- 1/3 cup unsweetened shredded coconut
- 1/4 cup minced onion
- 2 large garlic cloves, minced
- 2 medium serrano chiles, minced
- 1 1/2 tablespoons minced fresh ginger
- 1/3 cup plus 3/4 cup unsweetened coconut milk
- 3 tablespoons vegetable oil
- 1/2 teaspoon yellow mustard seeds
- 8 curry leaves, preferably fresh (see Note)
- 2 teaspoons ground fennel
- 1 tablespoon ground coriander
- 1/4 teaspoon ground cardamom
- 1/4 teaspoon turmeric
- 1/4 teaspoon cayenne pepper
- 1/4 teaspoon ground fenugreek
- 1 tablespoon tamarind concentrate dissolved in 1 tablespoon of water
- 2/3 cup water
- 1/2 cup chopped canned tomatoes, drained
- Pinch of sugar
- 15 cherry tomatoes, halved
- 2 1/4 pounds skinless salmon fillet, cut into 1 1/4-inch chunks
- Cilantro leaves, for garnish
- In a mini food processor, combine the shredded coconut, onion, garlic, serrano and ginger with the 1/3 cup coconut milk and process to a paste.
- In a large, deep skillet, heat the vegetable oil.
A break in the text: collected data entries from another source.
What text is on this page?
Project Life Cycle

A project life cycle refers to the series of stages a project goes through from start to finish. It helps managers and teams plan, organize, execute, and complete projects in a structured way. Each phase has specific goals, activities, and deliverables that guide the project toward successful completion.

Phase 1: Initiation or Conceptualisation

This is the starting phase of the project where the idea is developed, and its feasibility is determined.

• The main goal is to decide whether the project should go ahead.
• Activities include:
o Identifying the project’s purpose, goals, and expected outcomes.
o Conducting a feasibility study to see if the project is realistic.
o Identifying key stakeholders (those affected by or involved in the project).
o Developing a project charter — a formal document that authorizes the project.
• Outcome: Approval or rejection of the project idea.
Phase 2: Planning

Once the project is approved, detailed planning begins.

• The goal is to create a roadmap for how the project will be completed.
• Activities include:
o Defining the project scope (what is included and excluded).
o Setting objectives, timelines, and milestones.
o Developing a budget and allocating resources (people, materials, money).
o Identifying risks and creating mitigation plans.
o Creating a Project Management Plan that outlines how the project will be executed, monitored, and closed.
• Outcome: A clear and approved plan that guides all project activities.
Add the yellow mustard seeds and curry leaves and cook over moderately high heat until the seeds pop, about 1 minute. Add the coconut paste and cook over moderate heat, stirring, until fragrant, about 4 minutes. Add the ground fennel, coriander, cardamom, turmeric, cayenne and fenugreek and cook, stirring, until fragrant, about 2 minutes. Add the remaining 3/4 cup of coconut milk and the tamarind paste, water, tomatoes and sugar. Bring to a simmer, scraping up any bits from the skillet. Simmer over low heat for 10 minutes.
- Add the cherry tomatoes to the sauce and simmer over moderate heat until just starting to soften, about 1 minute. Season the salmon with salt, add it to the skillet and simmer over moderate heat, stirring gently a few times, until just cooked through, about 3 minutes. Sprinkle the curry with the cilantro leaves and serve.
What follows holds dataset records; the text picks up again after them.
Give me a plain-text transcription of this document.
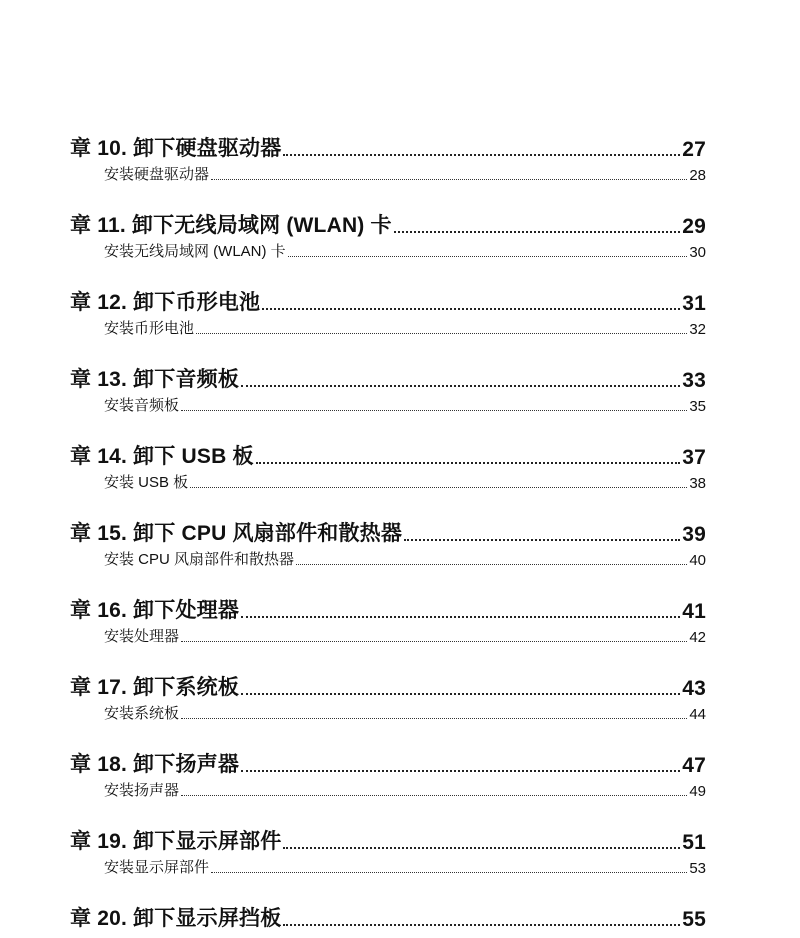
章 10. 卸下硬盘驱动器	27
安装硬盘驱动器	28
章 11. 卸下无线局域网 (WLAN) 卡	29
安装无线局域网 (WLAN) 卡	30
章 12. 卸下币形电池	31
安装币形电池	32
章 13. 卸下音频板	33
安装音频板	35
章 14. 卸下 USB 板	37
安装 USB 板	38
章 15. 卸下 CPU 风扇部件和散热器	39
安装 CPU 风扇部件和散热器	40
章 16. 卸下处理器	41
安装处理器	42
章 17. 卸下系统板	43
安装系统板	44
章 18. 卸下扬声器	47
安装扬声器	49
章 19. 卸下显示屏部件	51
安装显示屏部件	53
章 20. 卸下显示屏挡板	55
The curry can be prepared through Step 2 and refrigerated for up to 2 days; reheat gently.
Fresh curry leaves, which resemble small bay leaves and have a savory flavor, are available from www.kalustyans.com.
Steamed basmati rice.
Like most curries, this one will pair well with Gewürztraminer. Many of the best American versions come from California's Monterey region.